Remember to Be Approachable

The most important thing that you need to remember when you’re creating content to build relationships and connect with customers is that you need to be approachable. Long winded, academic monologs that lecture and drone on aren’t how you do that. Good content needs to be conversational, according to Wongdoody’s Scott Meldrum in his presentation at the 2014 Seattle Inbound Conference. It’s amusing or interesting. It features images or graphics that enhance the reader’s experience or understanding.

Sometimes, great content isn’t even an article. Sometimes it’s a video or a slideshow, or an infographic. Great content is approachable, and readers or viewers get something out of it. If you’re creating content that gives the reader or viewer something (rather than just to serve as a digital soapbox) then you’re on the right track.

Give Your Customers Something Actionable

Even if you are doing everything right with your content and getting masses of traffic, if you are not giving them something actionable to do that extends the connection, you’re still not going to be getting the desired results.

Every piece of content should be designed to include at least one action that adds to your sales funnel, by encouraging an action. Offer a related download, or invite them to subscribe to your newsletter for more content.

Unbounce (@Unbounce) has a great series of articles on the mechanics of CTA buttons, and how to convert more by improving landing page design and other design related issues that can help to improve the look and placement of your calls to action.

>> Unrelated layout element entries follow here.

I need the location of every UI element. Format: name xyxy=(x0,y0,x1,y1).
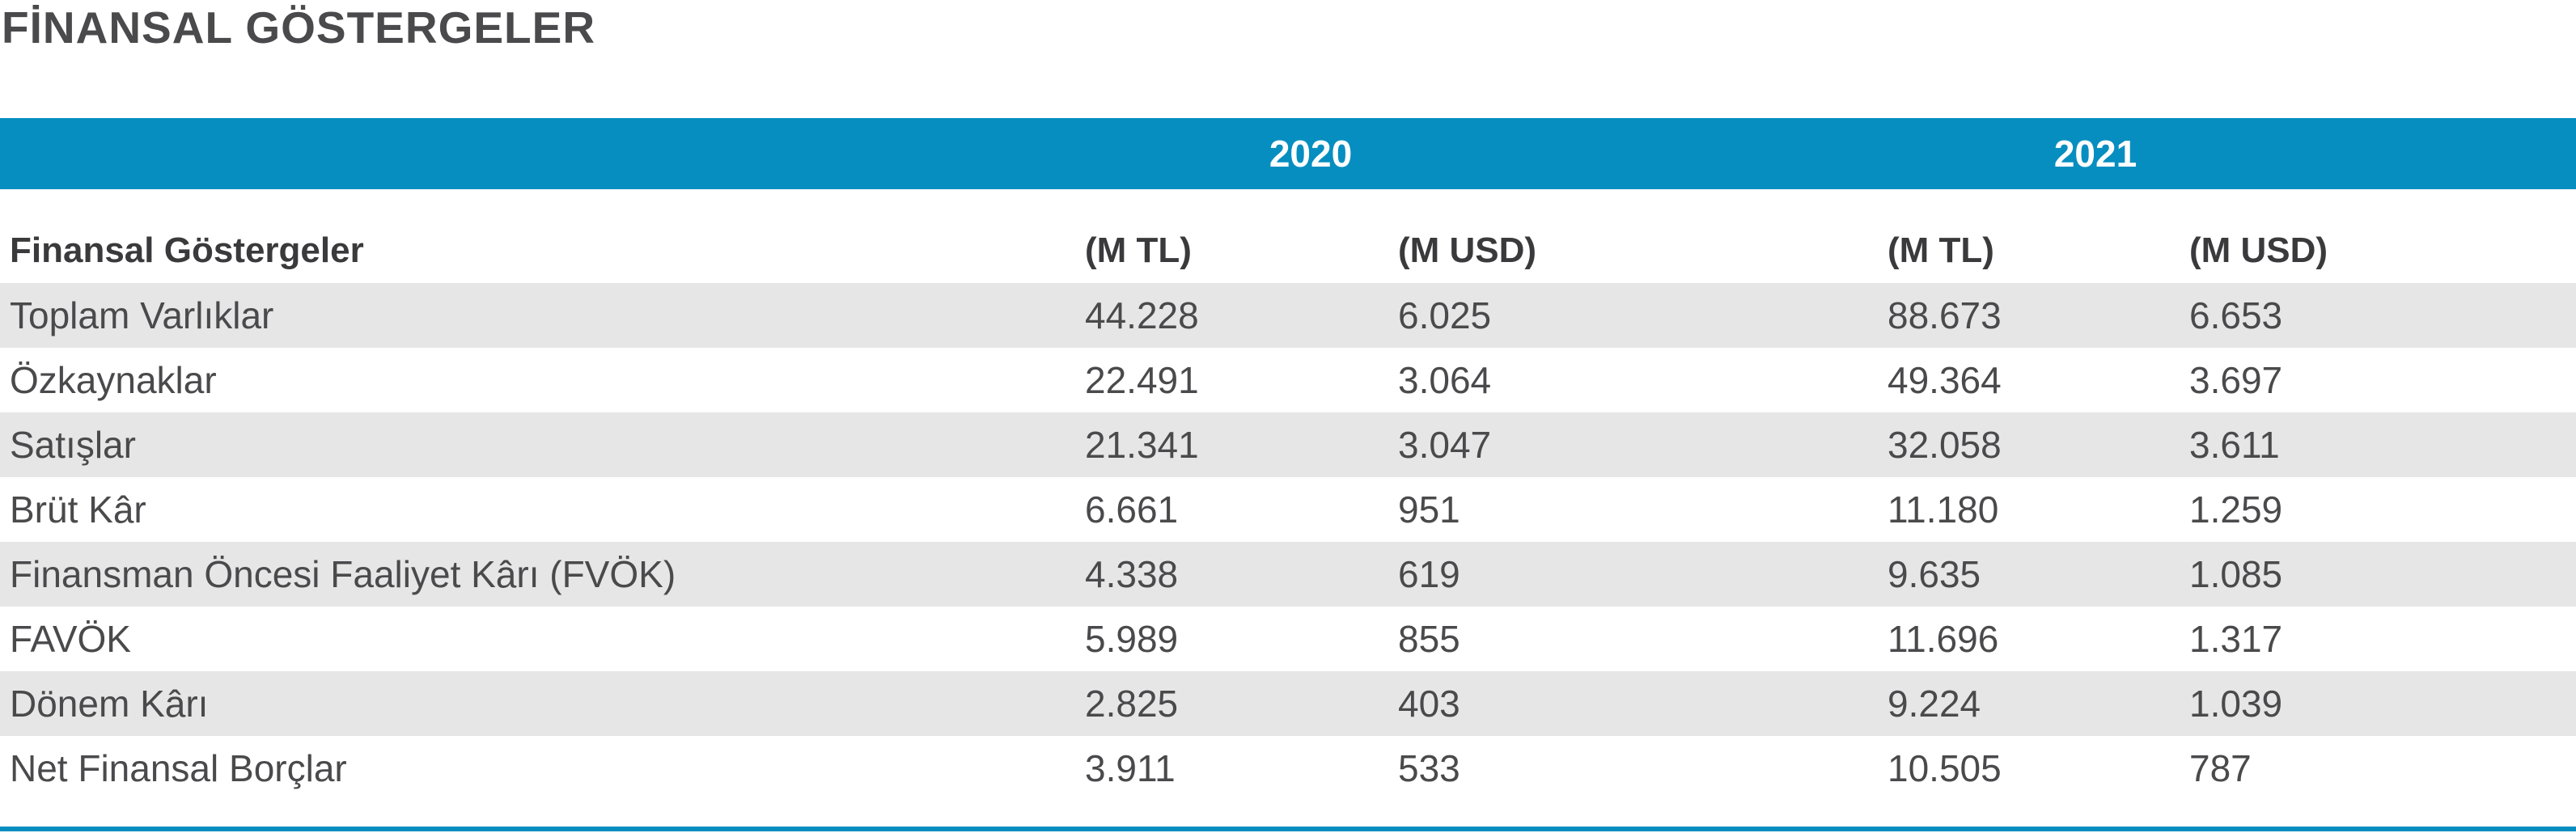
data-table-body: Toplam Varlıklar 44.228 6.025 88.673 6.6… xyxy=(0,283,2576,801)
value-tl-2021: 10.505 xyxy=(1888,747,2002,789)
value-usd-2020: 3.064 xyxy=(1398,359,1492,401)
value-tl-2021: 32.058 xyxy=(1888,424,2002,466)
value-tl-2021: 11.180 xyxy=(1888,488,1999,531)
value-usd-2021: 787 xyxy=(2189,747,2252,789)
table-row: Satışlar 21.341 3.047 32.058 3.611 xyxy=(0,412,2576,477)
table-row: Özkaynaklar 22.491 3.064 49.364 3.697 xyxy=(0,348,2576,412)
column-header-tl-2020: (M TL) xyxy=(1085,230,1192,270)
row-label: Finansman Öncesi Faaliyet Kârı (FVÖK) xyxy=(10,553,676,595)
row-label: Net Finansal Borçlar xyxy=(10,747,347,789)
year-2020-label: 2020 xyxy=(1269,133,1353,175)
value-tl-2021: 88.673 xyxy=(1888,294,2002,336)
value-usd-2021: 3.697 xyxy=(2189,359,2283,401)
value-usd-2021: 3.611 xyxy=(2189,424,2280,466)
row-label: Özkaynaklar xyxy=(10,359,217,401)
table-row: Brüt Kâr 6.661 951 11.180 1.259 xyxy=(0,477,2576,542)
table-row: Toplam Varlıklar 44.228 6.025 88.673 6.6… xyxy=(0,283,2576,348)
row-label: FAVÖK xyxy=(10,618,131,660)
value-tl-2021: 11.696 xyxy=(1888,618,1999,660)
value-usd-2020: 951 xyxy=(1398,488,1460,531)
value-tl-2020: 22.491 xyxy=(1085,359,1199,401)
column-header-indicator: Finansal Göstergeler xyxy=(10,230,364,270)
value-usd-2020: 403 xyxy=(1398,683,1460,725)
value-usd-2020: 619 xyxy=(1398,553,1460,595)
column-header-tl-2021: (M TL) xyxy=(1888,230,1994,270)
value-tl-2020: 4.338 xyxy=(1085,553,1179,595)
table-row: Net Finansal Borçlar 3.911 533 10.505 78… xyxy=(0,736,2576,801)
year-header-band: 2020 2021 xyxy=(0,118,2576,189)
value-tl-2021: 49.364 xyxy=(1888,359,2002,401)
value-tl-2020: 3.911 xyxy=(1085,747,1176,789)
value-tl-2021: 9.224 xyxy=(1888,683,1981,725)
value-usd-2021: 1.259 xyxy=(2189,488,2283,531)
value-usd-2021: 1.039 xyxy=(2189,683,2283,725)
row-label: Satışlar xyxy=(10,424,136,466)
page-title: FİNANSAL GÖSTERGELER xyxy=(2,2,596,53)
row-label: Brüt Kâr xyxy=(10,488,146,531)
value-tl-2020: 2.825 xyxy=(1085,683,1179,725)
column-header-usd-2021: (M USD) xyxy=(2189,230,2328,270)
value-usd-2020: 855 xyxy=(1398,618,1460,660)
column-header-usd-2020: (M USD) xyxy=(1398,230,1537,270)
value-usd-2020: 533 xyxy=(1398,747,1460,789)
bottom-divider xyxy=(0,827,2576,831)
table-row: Dönem Kârı 2.825 403 9.224 1.039 xyxy=(0,671,2576,736)
row-label: Toplam Varlıklar xyxy=(10,294,274,336)
value-tl-2020: 6.661 xyxy=(1085,488,1179,531)
value-usd-2020: 6.025 xyxy=(1398,294,1492,336)
value-usd-2020: 3.047 xyxy=(1398,424,1492,466)
value-usd-2021: 1.317 xyxy=(2189,618,2283,660)
value-tl-2020: 21.341 xyxy=(1085,424,1199,466)
year-2021-label: 2021 xyxy=(2053,133,2137,175)
row-label: Dönem Kârı xyxy=(10,683,209,725)
value-tl-2021: 9.635 xyxy=(1888,553,1981,595)
table-row: FAVÖK 5.989 855 11.696 1.317 xyxy=(0,607,2576,671)
value-tl-2020: 44.228 xyxy=(1085,294,1199,336)
value-usd-2021: 1.085 xyxy=(2189,553,2283,595)
value-tl-2020: 5.989 xyxy=(1085,618,1179,660)
value-usd-2021: 6.653 xyxy=(2189,294,2283,336)
column-header-row: Finansal Göstergeler (M TL) (M USD) (M T… xyxy=(0,218,2576,283)
table-row: Finansman Öncesi Faaliyet Kârı (FVÖK) 4.… xyxy=(0,542,2576,607)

Let Content Be the Conduit to Your Customer

At the end of the day, knowing who your audience is and what they want, and then creating content that caters to those needs is the foundation of good content marketing. Finding the right platform, and matching the right tone, style and type of content to your customers’ preferences is what takes good content to the next level.

Remember that there are thousands of articles on millions of websites on the internet. To compete, you need to be great. To stand out from the crowd. If you follow these tips to improve your b2b content marketing game, you can do just that.